La Terre pourrait réagir plus fortement que prévu aux tempêtes solaires les plus intenses.
Une étude publiée dans Nature remet en cause l’existence d’un « plafond » qui semblait limiter les perturbations géomagnétiques induites par les tempêtes les plus intenses. Ce résultat concerne directement l’évaluation des risques pour les satellites, les communications et certains réseaux électriques.
Lorsque le vent solaire devenait très puissant, les courants électriques de la haute atmosphère semblaient paradoxalement cesser d’augmenter. La magnétosphère paraissait donc amortir une partie supplémentaire de l’énergie reçue.

Image credit: ESA & NASA
Un tel plafond aurait été plutôt rassurant. Il aurait signifié qu’au-delà d’une certaine intensité, une tempête solaire plus forte ne produirait pas proportionnellement davantage d’effets près de la Terre, au sol comme en orbite. Plusieurs mécanismes physiques avaient été proposés pour expliquer cette protection apparente, sans qu’un consensus ne soit établi.
Une équipe dirigée par Nithin Sivadas, du Goddard Space Flight Center de la NASA, estime désormais que ce plafond pourrait surtout provenir des incertitudes de mesure. Le vent solaire est généralement observé près du point de Lagrange L1, situé à environ 1.5 million de kilomètres en amont de la Terre.
Entre ce point et la magnétosphère, la vitesse, l’orientation et l’intensité du vent solaire peuvent évoluer. Sa durée de parcours reste également incertaine. Une valeur extrême mesurée à L1 peut donc être associée par erreur à une perturbation terrestre produite par un vent solaire réellement moins intense près de la Terre.
Les chercheurs ont corrigé ce biais statistique. Ils ont aussi étudié plus d’un million de mesures réalisées plus près de la Terre par plusieurs missions, dont MMS et THEMIS. Après correction, la réponse géomagnétique continue d’augmenter avec la force du vent solaire dans la plage couverte par les données.
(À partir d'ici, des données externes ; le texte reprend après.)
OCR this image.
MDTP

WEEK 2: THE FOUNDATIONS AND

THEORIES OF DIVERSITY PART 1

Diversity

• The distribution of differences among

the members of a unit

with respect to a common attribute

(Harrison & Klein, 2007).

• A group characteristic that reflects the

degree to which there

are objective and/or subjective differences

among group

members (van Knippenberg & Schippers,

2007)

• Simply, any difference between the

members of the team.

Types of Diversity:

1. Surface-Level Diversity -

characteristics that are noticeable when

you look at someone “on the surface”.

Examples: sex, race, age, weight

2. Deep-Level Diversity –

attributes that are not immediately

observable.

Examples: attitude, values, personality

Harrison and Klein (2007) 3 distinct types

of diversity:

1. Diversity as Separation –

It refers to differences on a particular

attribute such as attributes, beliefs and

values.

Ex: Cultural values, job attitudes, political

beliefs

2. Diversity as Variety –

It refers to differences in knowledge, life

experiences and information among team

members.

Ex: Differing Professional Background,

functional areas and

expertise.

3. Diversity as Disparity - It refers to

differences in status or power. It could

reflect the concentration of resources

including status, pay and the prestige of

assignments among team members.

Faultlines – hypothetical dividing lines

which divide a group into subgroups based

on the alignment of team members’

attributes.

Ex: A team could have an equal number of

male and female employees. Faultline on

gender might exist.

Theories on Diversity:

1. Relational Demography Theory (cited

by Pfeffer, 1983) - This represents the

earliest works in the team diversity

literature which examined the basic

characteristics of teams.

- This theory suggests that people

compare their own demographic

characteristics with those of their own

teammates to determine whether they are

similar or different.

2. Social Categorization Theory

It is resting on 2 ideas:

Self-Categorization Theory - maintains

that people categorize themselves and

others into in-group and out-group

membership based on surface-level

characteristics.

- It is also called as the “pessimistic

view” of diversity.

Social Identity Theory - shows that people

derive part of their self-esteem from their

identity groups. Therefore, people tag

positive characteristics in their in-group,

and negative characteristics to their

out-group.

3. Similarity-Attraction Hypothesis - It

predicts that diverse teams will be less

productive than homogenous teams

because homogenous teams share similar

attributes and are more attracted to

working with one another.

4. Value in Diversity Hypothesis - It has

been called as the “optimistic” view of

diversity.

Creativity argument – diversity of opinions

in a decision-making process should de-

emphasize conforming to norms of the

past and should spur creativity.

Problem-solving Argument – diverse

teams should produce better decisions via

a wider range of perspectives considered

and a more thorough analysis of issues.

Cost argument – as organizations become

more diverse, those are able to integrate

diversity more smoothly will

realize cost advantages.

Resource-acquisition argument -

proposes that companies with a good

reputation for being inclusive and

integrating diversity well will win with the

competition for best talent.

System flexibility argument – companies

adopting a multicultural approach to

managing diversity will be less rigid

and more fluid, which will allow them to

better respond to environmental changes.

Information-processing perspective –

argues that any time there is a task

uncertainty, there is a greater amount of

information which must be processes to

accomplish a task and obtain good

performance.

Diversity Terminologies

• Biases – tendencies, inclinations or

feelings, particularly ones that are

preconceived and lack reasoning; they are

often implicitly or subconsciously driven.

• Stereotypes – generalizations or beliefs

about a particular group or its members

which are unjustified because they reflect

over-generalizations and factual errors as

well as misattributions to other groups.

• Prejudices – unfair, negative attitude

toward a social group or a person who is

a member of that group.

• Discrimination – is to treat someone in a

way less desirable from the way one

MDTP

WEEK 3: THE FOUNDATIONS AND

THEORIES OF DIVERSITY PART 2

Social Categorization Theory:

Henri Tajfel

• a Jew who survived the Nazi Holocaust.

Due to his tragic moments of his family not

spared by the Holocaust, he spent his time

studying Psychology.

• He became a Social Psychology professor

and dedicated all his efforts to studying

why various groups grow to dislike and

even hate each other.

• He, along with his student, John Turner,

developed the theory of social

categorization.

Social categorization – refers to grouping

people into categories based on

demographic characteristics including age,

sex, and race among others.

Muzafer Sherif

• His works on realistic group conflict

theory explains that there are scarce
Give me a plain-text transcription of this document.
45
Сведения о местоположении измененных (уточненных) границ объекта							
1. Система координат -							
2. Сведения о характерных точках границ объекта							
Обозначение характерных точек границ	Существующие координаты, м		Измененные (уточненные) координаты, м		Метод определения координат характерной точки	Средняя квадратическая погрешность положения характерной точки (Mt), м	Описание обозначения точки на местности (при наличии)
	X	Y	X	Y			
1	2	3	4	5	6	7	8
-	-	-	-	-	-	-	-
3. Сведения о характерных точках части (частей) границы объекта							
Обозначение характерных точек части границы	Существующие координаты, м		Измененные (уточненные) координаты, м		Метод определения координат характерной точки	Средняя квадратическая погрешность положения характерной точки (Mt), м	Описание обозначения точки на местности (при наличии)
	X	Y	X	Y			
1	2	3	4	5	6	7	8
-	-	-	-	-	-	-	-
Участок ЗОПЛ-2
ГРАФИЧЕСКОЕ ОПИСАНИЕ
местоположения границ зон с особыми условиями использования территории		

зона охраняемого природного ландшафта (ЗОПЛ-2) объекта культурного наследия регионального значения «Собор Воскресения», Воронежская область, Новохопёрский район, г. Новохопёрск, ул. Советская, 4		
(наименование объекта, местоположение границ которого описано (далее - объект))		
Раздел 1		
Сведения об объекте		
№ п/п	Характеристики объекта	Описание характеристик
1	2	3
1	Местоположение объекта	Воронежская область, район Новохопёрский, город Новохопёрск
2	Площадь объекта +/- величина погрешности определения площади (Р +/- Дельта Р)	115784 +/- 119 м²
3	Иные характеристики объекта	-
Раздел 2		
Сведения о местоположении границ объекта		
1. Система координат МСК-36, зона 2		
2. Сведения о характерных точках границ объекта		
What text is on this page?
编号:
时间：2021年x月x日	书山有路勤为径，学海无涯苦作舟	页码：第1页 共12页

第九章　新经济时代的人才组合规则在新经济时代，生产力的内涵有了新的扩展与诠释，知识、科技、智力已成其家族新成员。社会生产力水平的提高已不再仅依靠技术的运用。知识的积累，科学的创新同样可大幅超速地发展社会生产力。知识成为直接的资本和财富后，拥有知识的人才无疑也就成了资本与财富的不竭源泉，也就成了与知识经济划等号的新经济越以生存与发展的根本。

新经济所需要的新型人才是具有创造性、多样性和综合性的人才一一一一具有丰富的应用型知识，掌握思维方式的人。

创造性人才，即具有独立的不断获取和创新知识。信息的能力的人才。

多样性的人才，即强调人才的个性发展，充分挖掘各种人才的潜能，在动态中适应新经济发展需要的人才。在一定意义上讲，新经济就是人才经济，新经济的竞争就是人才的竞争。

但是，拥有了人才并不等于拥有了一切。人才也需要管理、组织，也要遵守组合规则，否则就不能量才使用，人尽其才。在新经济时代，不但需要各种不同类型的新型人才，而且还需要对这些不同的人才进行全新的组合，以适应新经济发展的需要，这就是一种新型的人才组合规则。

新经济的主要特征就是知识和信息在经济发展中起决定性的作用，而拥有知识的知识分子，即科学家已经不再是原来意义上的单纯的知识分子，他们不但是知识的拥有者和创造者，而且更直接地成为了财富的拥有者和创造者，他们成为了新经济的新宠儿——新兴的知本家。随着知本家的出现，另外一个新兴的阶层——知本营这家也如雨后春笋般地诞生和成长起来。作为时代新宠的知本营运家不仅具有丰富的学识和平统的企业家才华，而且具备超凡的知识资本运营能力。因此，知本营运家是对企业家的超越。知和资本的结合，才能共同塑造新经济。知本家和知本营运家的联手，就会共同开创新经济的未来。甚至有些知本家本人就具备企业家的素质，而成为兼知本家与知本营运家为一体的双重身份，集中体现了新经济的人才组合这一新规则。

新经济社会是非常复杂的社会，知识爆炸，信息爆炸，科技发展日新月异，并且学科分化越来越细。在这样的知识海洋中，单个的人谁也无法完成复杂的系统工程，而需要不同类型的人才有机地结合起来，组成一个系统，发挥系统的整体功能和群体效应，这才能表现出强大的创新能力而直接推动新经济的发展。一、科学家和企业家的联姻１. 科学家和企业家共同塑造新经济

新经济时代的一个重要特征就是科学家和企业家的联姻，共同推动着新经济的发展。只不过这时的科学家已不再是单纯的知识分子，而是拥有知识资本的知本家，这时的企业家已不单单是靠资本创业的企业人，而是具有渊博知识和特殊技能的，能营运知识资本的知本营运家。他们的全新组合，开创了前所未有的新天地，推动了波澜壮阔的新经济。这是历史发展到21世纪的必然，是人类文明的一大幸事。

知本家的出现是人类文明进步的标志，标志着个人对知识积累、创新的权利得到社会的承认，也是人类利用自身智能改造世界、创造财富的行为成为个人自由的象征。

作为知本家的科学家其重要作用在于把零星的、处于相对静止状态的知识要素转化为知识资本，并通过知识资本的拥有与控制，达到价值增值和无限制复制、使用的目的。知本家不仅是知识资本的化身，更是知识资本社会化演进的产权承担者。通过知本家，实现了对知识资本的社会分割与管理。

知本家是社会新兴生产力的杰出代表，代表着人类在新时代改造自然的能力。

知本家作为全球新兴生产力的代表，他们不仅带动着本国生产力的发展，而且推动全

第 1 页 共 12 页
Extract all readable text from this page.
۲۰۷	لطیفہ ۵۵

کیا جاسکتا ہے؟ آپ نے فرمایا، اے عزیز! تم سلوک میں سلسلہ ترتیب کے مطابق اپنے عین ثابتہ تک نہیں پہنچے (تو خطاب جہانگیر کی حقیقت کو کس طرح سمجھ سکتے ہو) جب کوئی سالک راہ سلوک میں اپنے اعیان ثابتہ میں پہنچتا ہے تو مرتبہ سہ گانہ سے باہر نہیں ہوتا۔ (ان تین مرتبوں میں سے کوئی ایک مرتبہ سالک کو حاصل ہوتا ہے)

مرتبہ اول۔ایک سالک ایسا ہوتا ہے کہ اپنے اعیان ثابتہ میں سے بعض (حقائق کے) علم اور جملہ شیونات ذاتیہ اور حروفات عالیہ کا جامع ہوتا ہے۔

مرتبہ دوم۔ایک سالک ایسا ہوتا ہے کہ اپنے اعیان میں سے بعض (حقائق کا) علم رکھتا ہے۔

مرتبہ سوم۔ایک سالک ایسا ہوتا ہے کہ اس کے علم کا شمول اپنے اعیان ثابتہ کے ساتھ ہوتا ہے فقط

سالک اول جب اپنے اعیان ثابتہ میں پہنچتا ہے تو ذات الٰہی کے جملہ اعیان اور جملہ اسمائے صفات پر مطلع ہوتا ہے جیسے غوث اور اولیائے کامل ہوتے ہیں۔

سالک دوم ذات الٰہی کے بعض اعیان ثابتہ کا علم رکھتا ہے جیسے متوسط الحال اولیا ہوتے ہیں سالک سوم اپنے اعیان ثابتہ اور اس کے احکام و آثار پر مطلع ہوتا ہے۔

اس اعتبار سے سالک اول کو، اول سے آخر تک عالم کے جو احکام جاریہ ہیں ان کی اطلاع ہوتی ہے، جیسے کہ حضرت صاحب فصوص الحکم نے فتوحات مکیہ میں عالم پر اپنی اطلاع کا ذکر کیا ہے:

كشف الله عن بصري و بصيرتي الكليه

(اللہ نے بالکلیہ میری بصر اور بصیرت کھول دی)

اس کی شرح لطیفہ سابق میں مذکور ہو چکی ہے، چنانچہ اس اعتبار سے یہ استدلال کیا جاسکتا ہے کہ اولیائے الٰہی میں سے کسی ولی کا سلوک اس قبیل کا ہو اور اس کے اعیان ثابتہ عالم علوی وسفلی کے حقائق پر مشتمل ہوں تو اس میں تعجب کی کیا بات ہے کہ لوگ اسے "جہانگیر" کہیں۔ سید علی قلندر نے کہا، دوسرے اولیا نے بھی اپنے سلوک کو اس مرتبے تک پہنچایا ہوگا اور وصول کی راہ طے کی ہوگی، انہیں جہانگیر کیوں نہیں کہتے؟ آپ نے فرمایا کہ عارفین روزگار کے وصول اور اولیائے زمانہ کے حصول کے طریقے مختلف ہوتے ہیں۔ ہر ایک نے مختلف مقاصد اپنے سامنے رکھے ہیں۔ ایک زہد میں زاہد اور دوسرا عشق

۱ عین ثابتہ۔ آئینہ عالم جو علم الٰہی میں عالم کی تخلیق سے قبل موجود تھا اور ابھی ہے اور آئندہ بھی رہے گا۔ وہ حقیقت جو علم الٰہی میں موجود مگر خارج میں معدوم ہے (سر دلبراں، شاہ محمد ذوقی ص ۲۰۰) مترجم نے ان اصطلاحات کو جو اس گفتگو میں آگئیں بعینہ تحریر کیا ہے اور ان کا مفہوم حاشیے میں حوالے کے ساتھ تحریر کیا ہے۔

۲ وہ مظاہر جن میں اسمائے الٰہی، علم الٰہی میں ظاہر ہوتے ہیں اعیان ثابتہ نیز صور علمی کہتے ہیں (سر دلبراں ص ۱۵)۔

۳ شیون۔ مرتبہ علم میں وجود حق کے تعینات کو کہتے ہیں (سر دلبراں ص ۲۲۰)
L’absence de plafond apparent n’est donc pas une bonne nouvelle pour la protection des infrastructures. Elle indique que la magnétosphère ne réduit pas automatiquement les conséquences des événements extrêmes. Selon l’étude, l'impact pourrait atteindre environ deux fois les estimations issues des anciens modèles pour certaines intensités extrapolées.
Ce résultat ne signifie toutefois pas que les effets peuvent croître sans aucune limite physique. Les données deviennent insuffisantes au-delà d’un champ électrique du vent solaire d’environ 15 mV/m. Un plafond reste donc possible lors d’événements encore plus puissants, mais aucune preuve statistique ne l’établit actuellement.
Les modèles de météorologie spatiale devront mieux intégrer cette incertitude. Des observations supplémentaires, réalisées près de la magnétosphère pendant de fortes tempêtes sont nécessaires. Elles aideront à dimensionner les protections des satellites, des systèmes de navigation, des communications radio et des réseaux électriques exposés.